Uang tunai itu baru saja diambil Davidson dari salah satu bank yang berada tak jauh dari lokasi penembakan. Dia berada di SPBU untuk mengisi angin pada ban mobilnya yang mendadak kempis, diduga lantaran disabotase pelaku. 

Jelang Lengser, Presiden AS Biden Ampuni Putranya Hunter di Kasus Senjata Api dan Pajak

Polisi lantas meringkus tujuh orang pelaku perampokan itu. Dua di antaranya tewas tertembak petugas lantaran melawan saat hendak dibekuk. 

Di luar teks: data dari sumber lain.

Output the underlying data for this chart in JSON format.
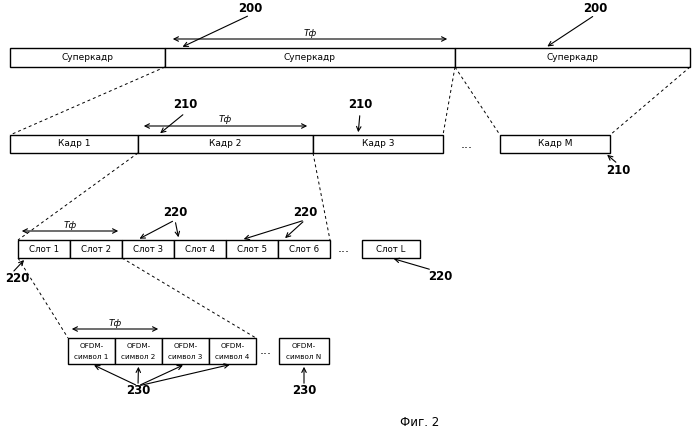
{
  "bg_color": "#ffffff",
  "title": "Фиг. 2",
  "superframe_label": "Суперкадр",
  "frame_labels": [
    "Кадр 1",
    "Кадр 2",
    "Кадр 3",
    "...",
    "Кадр M"
  ],
  "slot_labels": [
    "Слот 1",
    "Слот 2",
    "Слот 3",
    "Слот 4",
    "Слот 5",
    "Слот 6",
    "...",
    "Слот L"
  ],
  "ofdm_line1": "OFDM-",
  "ofdm_items": [
    "символ 1",
    "символ 2",
    "символ 3",
    "символ 4",
    "символ N"
  ],
  "label_200": "200",
  "label_210": "210",
  "label_220": "220",
  "label_230": "230",
  "Tf": "Tф"
}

Sorot Senjata Api - Pistol - Senpi

Propam memeriksa senjata api milik jajaran polisi Polres Bogor di Mapolres Bogor, Cibinong, Kabupaten Bogor, Jawa Barat. (ANTARA FOTO/Yulius Satria Wijaya)

Bukan hanya senjata rakitan, senjata api yang dilengkapi surat resmi pun diduga terlibat tindak kriminalitas. Pada Jumat, 6 Oktober 2017 malam, misalnya. 

Seorang dokter, Anwari, diduga mengancam dan menganiaya juru parkir di parkiran basement Mal Gandaria City. Korban Zuansyah (21) diduga dipukul karena Anwari ogah membayar uang parkir.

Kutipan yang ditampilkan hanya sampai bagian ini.